Whether you love the regal elegance of Federer, the relentless physical cadence of Nadal or the bendable sorcery of Djokovic, you know what I'm talking about.

Here we are, smack dab in the middle of the tennis sweet spot, at the epicenter of a maelstrom of tennis goodness so divine.

Let the games begin!

It can't happen soon enough for me, and yet, I'd like to take a moment here to slow things down, to sit and reflect on the wonderful possibilities awaiting us in the next eight days.

They are epic, and yes, the occasion merits the usage of that oft-overused word.

Yes, yes, yes... this week will be EPIC!

We are at that place in the tennis cosmos where two rapidly approaching meteors are about to collide. Nadal and his quest for the ultimate clay-court honor, speeding through space alongside Djokovic and his righteous attempt to undermine the King of Clay with a milestone of his own.

Two colossal statements, ready to be made.

With each passing Grand Slam, the narrative seems to gain steam. Remember last year, when Djokovic rode in like the white knight of the yellow ball, on the cusp of the longest winning streak in Open Era history? That was good, but this year is sure to be better.

And I haven't even mentioned Federer. Amidst all this talk about Djokovic and Nadal each being on the edge of tennis immortality, Federer has claimed the all-time lead in Grand Slam wins from Jimmy Connors and become the only player in the history of the game to win fifty matches at each of the four Grand Slams.

Nadal and Djokovic might be questing for immortality, but Federer, he's been there and done that. That's what makes him so special. He could hang it up and let these young'uns battle it out, but he's too stubborn to do that. Plus, he's too good. He's got too much left to give and he knows it.

Speaking of having a lot to give, how about Nadal? Does the guy ever cease to amaze you with his humility? Has there ever been a player as devoted to honoring his god-given abilities by giving every ounce of energy to the competition? He's truly a remarkable man, and tennis is blessed to have him.

This week I've been watching him move on the clay, sensing the symbiosis there, how he moves back to get into a defensive posture, then sprints up a few steps when he's poised to attack. I've been watching him take off on a dead sprint to the net and slide into a backhand volley, leaving a trail of clay in his wake as he delicately dumps the ball just over the net for a casual winner.

There are those rare moments when you get to witness somebody who has truly mastered his craft and when it comes to Nadal on clay I think we have reached the apex. I'm not sure that tennis can ever, or will ever, be played as good again, from here to eternity.

And the fact that Djokovic, miraculously, has taken his game to a level where he's right there with him on the surface--well, that just says all you kneed to know about the Djoker. The Serb, more than Nadal or Federer, is still a novel in it's first draft. We don't know how the story will end, we're only at the middle. Sort of like we were with Nadal before he won his first Wimbledon, or Federer before he won his fourteenth Slam and started reeling off all these milestones at an age when most great tennis players have started their slow fade to oblivion.

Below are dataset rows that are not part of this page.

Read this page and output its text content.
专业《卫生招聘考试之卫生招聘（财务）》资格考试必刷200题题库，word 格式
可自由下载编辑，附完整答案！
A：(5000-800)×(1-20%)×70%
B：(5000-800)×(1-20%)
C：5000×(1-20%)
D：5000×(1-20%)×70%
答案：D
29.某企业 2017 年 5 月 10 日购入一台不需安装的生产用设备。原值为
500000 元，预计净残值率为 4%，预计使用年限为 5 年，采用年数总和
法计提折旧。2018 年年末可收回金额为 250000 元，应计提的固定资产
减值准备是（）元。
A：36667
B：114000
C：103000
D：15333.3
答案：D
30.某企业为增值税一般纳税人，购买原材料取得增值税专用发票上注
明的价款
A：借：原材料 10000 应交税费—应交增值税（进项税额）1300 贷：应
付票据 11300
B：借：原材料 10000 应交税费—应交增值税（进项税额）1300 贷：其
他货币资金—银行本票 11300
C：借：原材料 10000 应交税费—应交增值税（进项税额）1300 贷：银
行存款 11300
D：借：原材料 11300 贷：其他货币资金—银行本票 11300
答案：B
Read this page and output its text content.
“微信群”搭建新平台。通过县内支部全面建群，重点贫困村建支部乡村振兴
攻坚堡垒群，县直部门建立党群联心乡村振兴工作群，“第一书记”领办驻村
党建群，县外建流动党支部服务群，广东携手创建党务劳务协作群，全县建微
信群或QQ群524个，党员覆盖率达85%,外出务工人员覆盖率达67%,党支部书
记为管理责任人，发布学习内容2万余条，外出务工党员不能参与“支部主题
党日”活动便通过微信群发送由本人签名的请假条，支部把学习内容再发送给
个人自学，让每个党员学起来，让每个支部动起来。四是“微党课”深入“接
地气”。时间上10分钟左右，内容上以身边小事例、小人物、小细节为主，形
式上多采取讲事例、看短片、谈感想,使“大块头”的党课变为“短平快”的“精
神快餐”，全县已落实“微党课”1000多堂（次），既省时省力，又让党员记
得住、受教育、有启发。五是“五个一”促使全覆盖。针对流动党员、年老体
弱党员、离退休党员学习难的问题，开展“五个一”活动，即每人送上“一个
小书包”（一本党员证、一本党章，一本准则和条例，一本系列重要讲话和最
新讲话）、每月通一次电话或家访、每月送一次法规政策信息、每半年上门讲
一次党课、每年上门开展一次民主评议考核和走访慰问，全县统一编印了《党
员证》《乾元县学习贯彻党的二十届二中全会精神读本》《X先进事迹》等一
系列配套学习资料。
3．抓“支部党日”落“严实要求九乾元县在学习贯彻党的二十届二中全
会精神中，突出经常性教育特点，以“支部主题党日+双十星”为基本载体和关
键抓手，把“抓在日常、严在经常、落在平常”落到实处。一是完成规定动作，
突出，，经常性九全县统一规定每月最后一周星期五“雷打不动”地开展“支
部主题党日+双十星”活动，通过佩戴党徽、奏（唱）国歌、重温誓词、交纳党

We don't know where Djokovic's journey will end, just like we didn't know that Nadal would be here, on the precipice of his seventh French Open, when he lost to Soderling in 2009 and skipped Wimbledon a few weeks later. Just like we didn't know if Federer was finished in 2008 when Nadal stole his thunder in that magical five-setter at Wimbledon.

With each passing Grand Slam, I find myself thinking, "it can't get any better than this," and with each passing Slam, somehow it does.

This week it surely will again. Get your popcorn ready.